Data on acute inhalation toxicity are available from two reliable studies: The Emery study was performed according to OECD TG 403 and GLP with Wistar rats (3 males and 3 females) which were exposed to 5.997 mg n-nonanoic acid/L air using a nose-only inhalation exposure system (Emery, 2014). Rats were exposed for 4 hours and observed for 14 days, test item purity was ca. 90%. No treatment-related mortality, clinical signs or necropsy findings were observed. Decreases in mean body weight were observed on days 2 and 3. Mean body weight was increased on days 7 and 14 when compared with day 0 body weight. Based on the findings of this key study (Emery, 2014; RL1) it is concluded that the acute LC50 for n-nonanoic acid is > 5.997 mg/L.
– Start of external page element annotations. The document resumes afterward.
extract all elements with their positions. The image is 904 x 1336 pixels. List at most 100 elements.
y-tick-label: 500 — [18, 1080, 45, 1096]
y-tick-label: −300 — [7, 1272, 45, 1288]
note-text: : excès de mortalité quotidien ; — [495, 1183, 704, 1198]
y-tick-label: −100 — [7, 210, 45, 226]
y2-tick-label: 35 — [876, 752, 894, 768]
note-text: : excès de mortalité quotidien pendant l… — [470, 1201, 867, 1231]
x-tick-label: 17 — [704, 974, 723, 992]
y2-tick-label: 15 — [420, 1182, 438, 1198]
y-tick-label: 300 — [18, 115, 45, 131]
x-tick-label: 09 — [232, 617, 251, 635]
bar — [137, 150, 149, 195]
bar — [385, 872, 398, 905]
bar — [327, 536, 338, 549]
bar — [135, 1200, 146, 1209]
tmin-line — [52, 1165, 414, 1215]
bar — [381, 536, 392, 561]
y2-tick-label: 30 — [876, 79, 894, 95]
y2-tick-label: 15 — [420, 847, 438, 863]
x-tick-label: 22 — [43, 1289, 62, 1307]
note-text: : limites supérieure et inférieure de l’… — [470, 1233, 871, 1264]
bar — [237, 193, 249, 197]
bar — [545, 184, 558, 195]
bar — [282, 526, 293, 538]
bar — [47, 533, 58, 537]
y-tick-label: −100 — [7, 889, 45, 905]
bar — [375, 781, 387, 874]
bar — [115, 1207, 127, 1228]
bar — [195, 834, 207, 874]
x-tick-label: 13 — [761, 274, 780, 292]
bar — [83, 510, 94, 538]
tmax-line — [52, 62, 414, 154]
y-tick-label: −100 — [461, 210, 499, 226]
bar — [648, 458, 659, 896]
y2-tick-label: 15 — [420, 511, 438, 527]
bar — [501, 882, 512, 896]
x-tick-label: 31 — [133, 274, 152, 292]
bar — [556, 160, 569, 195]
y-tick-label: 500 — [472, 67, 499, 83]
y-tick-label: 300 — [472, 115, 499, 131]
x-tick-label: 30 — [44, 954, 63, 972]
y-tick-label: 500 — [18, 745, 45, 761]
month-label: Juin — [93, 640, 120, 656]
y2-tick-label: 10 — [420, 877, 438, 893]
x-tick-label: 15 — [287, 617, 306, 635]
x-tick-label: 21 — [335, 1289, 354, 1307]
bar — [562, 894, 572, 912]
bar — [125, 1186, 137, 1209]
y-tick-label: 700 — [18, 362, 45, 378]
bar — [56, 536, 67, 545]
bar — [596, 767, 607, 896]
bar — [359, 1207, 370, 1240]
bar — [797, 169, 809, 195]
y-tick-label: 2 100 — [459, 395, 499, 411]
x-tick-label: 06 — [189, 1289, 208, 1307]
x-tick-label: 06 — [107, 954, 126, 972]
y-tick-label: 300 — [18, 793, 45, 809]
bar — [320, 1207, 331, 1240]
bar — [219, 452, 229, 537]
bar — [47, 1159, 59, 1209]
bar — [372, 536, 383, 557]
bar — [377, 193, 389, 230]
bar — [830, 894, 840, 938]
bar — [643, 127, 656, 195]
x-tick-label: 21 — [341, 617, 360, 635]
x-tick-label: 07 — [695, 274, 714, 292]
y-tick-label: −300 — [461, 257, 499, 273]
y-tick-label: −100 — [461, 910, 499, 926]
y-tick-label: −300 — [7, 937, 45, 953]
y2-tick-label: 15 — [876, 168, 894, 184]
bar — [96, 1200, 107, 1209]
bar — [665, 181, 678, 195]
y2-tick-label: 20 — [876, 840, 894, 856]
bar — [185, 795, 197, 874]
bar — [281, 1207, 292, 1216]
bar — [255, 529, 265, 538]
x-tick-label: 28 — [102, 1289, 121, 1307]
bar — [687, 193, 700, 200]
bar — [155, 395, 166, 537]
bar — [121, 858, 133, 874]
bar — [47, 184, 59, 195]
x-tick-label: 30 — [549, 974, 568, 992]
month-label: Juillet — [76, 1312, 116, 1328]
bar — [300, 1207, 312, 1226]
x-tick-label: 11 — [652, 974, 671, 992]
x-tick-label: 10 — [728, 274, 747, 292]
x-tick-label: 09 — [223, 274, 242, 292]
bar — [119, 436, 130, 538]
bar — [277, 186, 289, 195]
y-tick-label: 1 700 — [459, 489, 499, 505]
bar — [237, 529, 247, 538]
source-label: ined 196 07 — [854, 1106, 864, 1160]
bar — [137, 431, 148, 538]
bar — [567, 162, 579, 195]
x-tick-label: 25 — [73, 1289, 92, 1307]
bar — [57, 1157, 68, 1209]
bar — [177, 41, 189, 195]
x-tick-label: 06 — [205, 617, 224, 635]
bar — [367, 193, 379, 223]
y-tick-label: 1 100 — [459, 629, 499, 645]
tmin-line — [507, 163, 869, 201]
In the Bio/dynamics study (1990) Sprague-Dawley rats (5 per sex and group) were whole-body exposed to aerosols of the test substance in actual concentrations of 0.46 and 3.8 mg/l for 4 h. No mortality was observed at the lower concentration, 8/10 animals died at 3.8 mg/l. This study points to a LD50 > 0.46 mg/l and <3.8 mg/l. The exposed animals showed signs of respiratory irritation and transient body weight decreases. Post-mortem examination showed no clear signs of treatment-related organ lesions (Bio/dynamics, 1990; RL2). There were great differences between the nominal and gravimetric exposure concentration of the high dose group (31 vs. 3.8 mg/L, respectively). This might be due to impaction or sedimentation of the aerosol on the surfaces in the exposure chamber as discussed by the study authors. This adds some uncertainty to the overall exposure assessment, therefore the study was assigned RL 2. Whereas this study was not regarded as relevant in the RAC-opinion proposing harmonised classification and labelling at EU level of nonanoic acid it is regarded in this context in a weight-of-evidence approach.
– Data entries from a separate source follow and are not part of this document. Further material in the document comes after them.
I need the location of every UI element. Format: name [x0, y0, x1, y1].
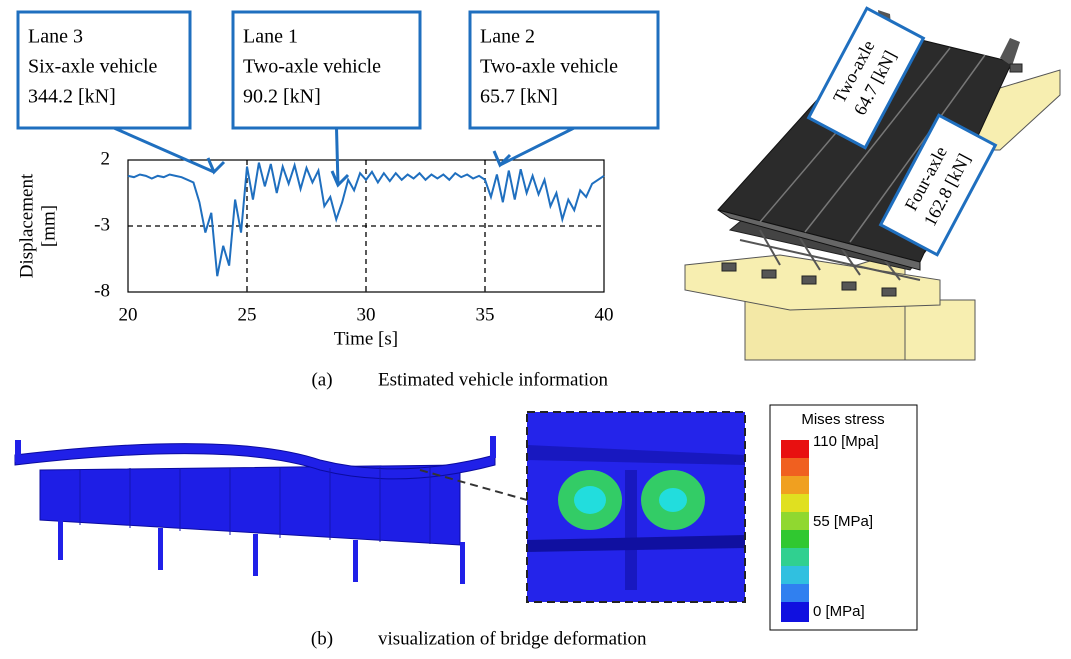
callout-arrowhead — [494, 151, 510, 165]
x-tick-label: 35 — [476, 304, 495, 325]
x-tick-label: 20 — [119, 304, 138, 325]
callout-text: 90.2 [kN] — [243, 86, 321, 108]
legend-label: 55 [MPa] — [813, 513, 873, 530]
stress-legend: Mises stress 110 [Mpa] 55 [MPa] 0 [MPa] — [770, 405, 917, 630]
callout-text: Lane 1 — [243, 26, 298, 48]
y-tick-label: 2 — [101, 148, 111, 169]
callout-text: Lane 3 — [28, 26, 83, 48]
callout-arrow — [337, 128, 339, 185]
callout-text: Two-axle vehicle — [480, 56, 618, 78]
y-axis-label: [mm] — [38, 205, 59, 247]
fem-deformation — [15, 412, 745, 602]
x-tick-label: 40 — [595, 304, 614, 325]
callout-text: Lane 2 — [480, 26, 535, 48]
callout-arrowhead — [332, 171, 348, 185]
callout-text: Two-axle vehicle — [243, 56, 381, 78]
callout-text: 65.7 [kN] — [480, 86, 558, 108]
x-axis-label: Time [s] — [334, 328, 398, 349]
callout-text: Six-axle vehicle — [28, 56, 158, 78]
caption-text: Estimated vehicle information — [378, 369, 609, 390]
callout-arrow — [114, 128, 214, 172]
caption-label: (a) — [311, 369, 332, 390]
caption-text: visualization of bridge deformation — [378, 628, 647, 649]
legend-title: Mises stress — [801, 411, 884, 428]
legend-label: 110 [Mpa] — [813, 433, 879, 450]
y-tick-label: -8 — [94, 280, 110, 301]
callout-text: 344.2 [kN] — [28, 86, 116, 108]
x-tick-label: 30 — [357, 304, 376, 325]
y-tick-label: -3 — [94, 214, 110, 235]
y-axis-label: Displacement — [16, 173, 37, 278]
x-tick-label: 25 — [238, 304, 257, 325]
caption-label: (b) — [311, 628, 333, 649]
legend-label: 0 [MPa] — [813, 603, 865, 620]
figure: Two-axle64.7 [kN]Four-axle162.8 [kN] Mis… — [0, 0, 1071, 659]
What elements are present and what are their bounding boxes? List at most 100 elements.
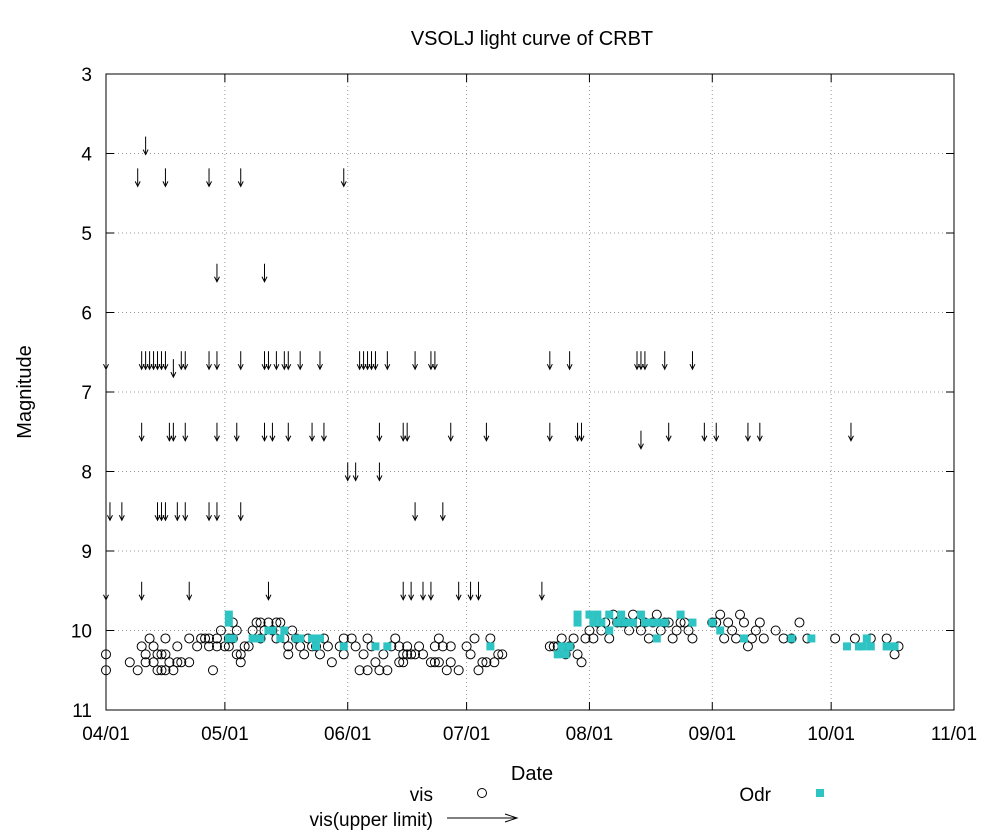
vis-point [124, 657, 135, 668]
odr-point [561, 650, 570, 659]
vis-point [132, 665, 143, 676]
upper-limit-arrow-head [138, 363, 145, 371]
upper-limit-arrow-head [467, 594, 474, 601]
upper-limit-arrow [756, 422, 763, 442]
odr-point [224, 610, 233, 619]
vis-point [101, 649, 111, 660]
upper-limit-arrow-head [237, 181, 244, 188]
upper-limit-arrow-head [439, 515, 446, 522]
upper-limit-arrow [206, 351, 212, 371]
y-tick-label: 7 [81, 383, 92, 404]
upper-limit-arrow [214, 351, 220, 371]
upper-limit-arrow-head [146, 363, 153, 371]
upper-limit-arrow [237, 168, 244, 188]
odr-point [256, 634, 265, 643]
upper-limit-arrow-head [150, 363, 157, 371]
upper-limit-arrow-head [368, 363, 375, 371]
odr-point [268, 626, 277, 635]
upper-limit-arrow-head [538, 594, 545, 601]
upper-limit-arrow [138, 351, 145, 371]
upper-limit-arrow [118, 502, 125, 522]
odr-point [557, 642, 566, 651]
odr-point [565, 642, 574, 651]
upper-limit-arrow-head [107, 515, 113, 522]
x-tick-label: 10/01 [807, 724, 855, 745]
vis-point [350, 641, 361, 652]
upper-limit-arrow-head [182, 435, 189, 442]
upper-limit-arrow [214, 422, 220, 442]
odr-point [621, 618, 630, 627]
odr-point [862, 634, 871, 643]
upper-limit-arrow-head [665, 435, 672, 442]
upper-limit-arrow [103, 351, 109, 371]
vis-point [160, 665, 171, 676]
upper-limit-arrow [408, 581, 415, 601]
vis-point [429, 657, 440, 668]
upper-limit-arrow [427, 351, 434, 371]
upper-limit-arrow [261, 263, 268, 283]
upper-limit-arrow-head [214, 435, 220, 442]
upper-limit-arrow-head [214, 515, 220, 522]
upper-limit-arrow [638, 351, 644, 371]
upper-limit-arrow [138, 581, 145, 601]
upper-limit-arrow-head [420, 594, 426, 601]
upper-limit-arrow-head [455, 594, 462, 601]
upper-limit-arrow-head [162, 515, 169, 522]
x-tick-label: 04/01 [82, 724, 130, 745]
vis-point [140, 657, 151, 668]
upper-limit-arrow [483, 422, 490, 442]
upper-limit-arrow-head [269, 435, 276, 442]
upper-limit-arrow [285, 351, 292, 371]
upper-limit-arrow [166, 422, 173, 442]
legend-label-vis: vis [410, 785, 433, 806]
vis-point [215, 625, 226, 636]
vis-point [354, 665, 365, 676]
vis-point [243, 641, 254, 652]
vis-point [148, 641, 159, 652]
upper-limit-arrow [142, 351, 149, 371]
upper-limit-arrow [142, 136, 149, 156]
vis-point [445, 641, 456, 652]
vis-point [160, 649, 171, 660]
vis-point [172, 641, 183, 652]
upper-limit-arrow [206, 502, 212, 522]
vis-point [172, 657, 183, 668]
vis-point [378, 649, 389, 660]
upper-limit-arrow-head [364, 363, 371, 371]
upper-limit-arrow-head [744, 435, 751, 442]
vis-point [671, 625, 682, 636]
odr-point [224, 618, 233, 627]
upper-limit-arrow-head [158, 363, 165, 371]
odr-point [843, 642, 852, 651]
vis-point [275, 617, 286, 628]
x-tick-label: 06/01 [324, 724, 372, 745]
vis-point [144, 633, 155, 644]
odr-point [807, 634, 816, 643]
upper-limit-arrow [400, 581, 407, 601]
upper-limit-arrow [107, 502, 113, 522]
upper-limit-arrow-head [376, 435, 383, 442]
upper-limit-arrow-head [352, 475, 359, 482]
upper-limit-arrow [206, 168, 212, 188]
odr-point [652, 634, 661, 643]
upper-limit-arrow [178, 351, 185, 371]
upper-limit-arrow [186, 581, 193, 601]
vis-point [556, 633, 567, 644]
upper-limit-arrow [237, 351, 244, 371]
upper-limit-arrow [420, 581, 426, 601]
vis-point [101, 665, 111, 676]
vis-point [433, 657, 444, 668]
upper-limit-arrow [138, 422, 145, 442]
vis-point [544, 641, 555, 652]
upper-limit-arrow [574, 422, 581, 442]
odr-point [280, 626, 289, 635]
upper-limit-arrow [154, 502, 161, 522]
upper-limit-arrow-head [400, 594, 407, 601]
upper-limit-arrow-head [447, 435, 454, 442]
vis-point [493, 649, 504, 660]
odr-point [660, 618, 669, 627]
vis-point [156, 665, 167, 676]
upper-limit-arrow [214, 263, 220, 283]
upper-limit-arrow-head [237, 515, 244, 522]
vis-point [362, 665, 373, 676]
The findings of the Emery study are supported by further studies mentioned in the CLH-report of nonanoic acid (2011). These additional acute inhalation studies with nonanoic acid were submitted in the context of the biocide regulation: One study reported a LC50 of > 5.3 mg/L (Copping, 1998) and another study reported a LC50 of > 5.9 mg/L (both studies: 4 h exposure, no information on species, strain, sex, number of animals).

Smyth et al. (1962) reported that no rats died during 8 or 4 h exposure to saturated vapour of decanoic (about 0.003 mg/L) and octanoic acid (about 0.03 mg/L), respectively. No higher concentrations were tested. A LC50 value of > 4.1 mg/L (2 h exposure, no information on species, strain, sex, number of animals) is mentioned in the CLH report for decanoic acid (CLH, 2012).
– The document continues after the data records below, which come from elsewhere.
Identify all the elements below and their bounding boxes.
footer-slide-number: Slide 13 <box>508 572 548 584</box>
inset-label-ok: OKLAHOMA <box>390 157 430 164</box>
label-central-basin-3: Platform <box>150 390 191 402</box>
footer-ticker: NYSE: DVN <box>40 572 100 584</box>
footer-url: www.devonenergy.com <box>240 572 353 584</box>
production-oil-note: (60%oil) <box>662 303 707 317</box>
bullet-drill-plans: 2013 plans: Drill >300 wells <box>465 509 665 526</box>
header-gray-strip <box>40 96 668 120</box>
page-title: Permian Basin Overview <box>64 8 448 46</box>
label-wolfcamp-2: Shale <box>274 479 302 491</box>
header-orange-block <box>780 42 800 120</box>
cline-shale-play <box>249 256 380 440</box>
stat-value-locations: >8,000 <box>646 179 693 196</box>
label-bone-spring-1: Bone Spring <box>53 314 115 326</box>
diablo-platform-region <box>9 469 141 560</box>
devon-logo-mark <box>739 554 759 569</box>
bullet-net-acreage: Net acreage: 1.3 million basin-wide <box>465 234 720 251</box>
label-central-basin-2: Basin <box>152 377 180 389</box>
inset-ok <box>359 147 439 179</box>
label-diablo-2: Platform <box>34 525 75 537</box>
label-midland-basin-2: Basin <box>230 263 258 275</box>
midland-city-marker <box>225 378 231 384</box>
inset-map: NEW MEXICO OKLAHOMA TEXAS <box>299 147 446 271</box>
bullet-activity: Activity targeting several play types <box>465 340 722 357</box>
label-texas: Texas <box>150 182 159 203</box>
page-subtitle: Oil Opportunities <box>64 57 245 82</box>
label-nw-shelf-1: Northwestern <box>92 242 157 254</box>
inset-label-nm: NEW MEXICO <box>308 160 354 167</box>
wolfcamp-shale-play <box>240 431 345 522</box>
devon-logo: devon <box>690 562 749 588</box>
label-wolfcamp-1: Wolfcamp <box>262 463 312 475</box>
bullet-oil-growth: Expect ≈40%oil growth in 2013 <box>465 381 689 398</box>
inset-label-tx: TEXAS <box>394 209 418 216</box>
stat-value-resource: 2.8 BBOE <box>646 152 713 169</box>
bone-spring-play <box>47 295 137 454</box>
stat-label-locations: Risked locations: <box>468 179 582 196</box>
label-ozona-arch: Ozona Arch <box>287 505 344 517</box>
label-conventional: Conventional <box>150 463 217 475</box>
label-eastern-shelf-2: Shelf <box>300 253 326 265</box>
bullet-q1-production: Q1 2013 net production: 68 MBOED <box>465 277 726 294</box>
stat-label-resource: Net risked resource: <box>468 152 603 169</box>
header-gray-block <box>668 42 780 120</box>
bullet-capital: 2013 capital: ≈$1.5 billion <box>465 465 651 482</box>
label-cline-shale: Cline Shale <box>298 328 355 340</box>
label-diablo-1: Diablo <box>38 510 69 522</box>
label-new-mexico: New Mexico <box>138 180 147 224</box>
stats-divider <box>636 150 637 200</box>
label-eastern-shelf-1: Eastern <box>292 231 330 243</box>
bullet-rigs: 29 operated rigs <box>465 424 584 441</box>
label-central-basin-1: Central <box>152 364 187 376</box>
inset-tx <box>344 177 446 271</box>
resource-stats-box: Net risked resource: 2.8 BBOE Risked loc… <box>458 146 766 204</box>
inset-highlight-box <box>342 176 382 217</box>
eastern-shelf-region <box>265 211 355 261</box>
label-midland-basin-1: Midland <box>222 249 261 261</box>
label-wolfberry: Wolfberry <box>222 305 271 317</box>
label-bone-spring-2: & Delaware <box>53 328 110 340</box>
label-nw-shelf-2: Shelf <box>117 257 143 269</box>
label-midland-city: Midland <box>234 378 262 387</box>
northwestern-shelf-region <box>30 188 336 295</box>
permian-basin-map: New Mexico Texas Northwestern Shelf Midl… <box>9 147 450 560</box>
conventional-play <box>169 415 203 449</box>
In summary, it is concluded that the result of the Emery study should become more importance than the Bio/dynamics study, as the result of the Emery study is supported by several other studies and the Bio/dynamics study reveals some uncertainty with respect to the exposure assessment. Based on the findings of the Emery study (LC50 > 5.3 mg/L) it is concluded that n-nonanoic acid does not need to be classified for acute inhalation toxicity under Regulation (EC) No. 1272/2008

Justification for classification or non-classification

Acute oral and dermal toxicity: Classification criteria of Regulation (EC) No. 1272/2008/EC not met (LD50 > 2000 mg/kg).

Acute inhalation toxicity: Based on the findings of the Emery (2014) study with an LC50 > 5.997 mg/L, which is supported by several other studies with n-nonanoic acid and findings from tinformation reported for decanoic and octanoic acid it is concluded that n-nonanoic acid does not need to be classified for acute inhalation toxicity according to Regulation (EC) No. 1272/2008.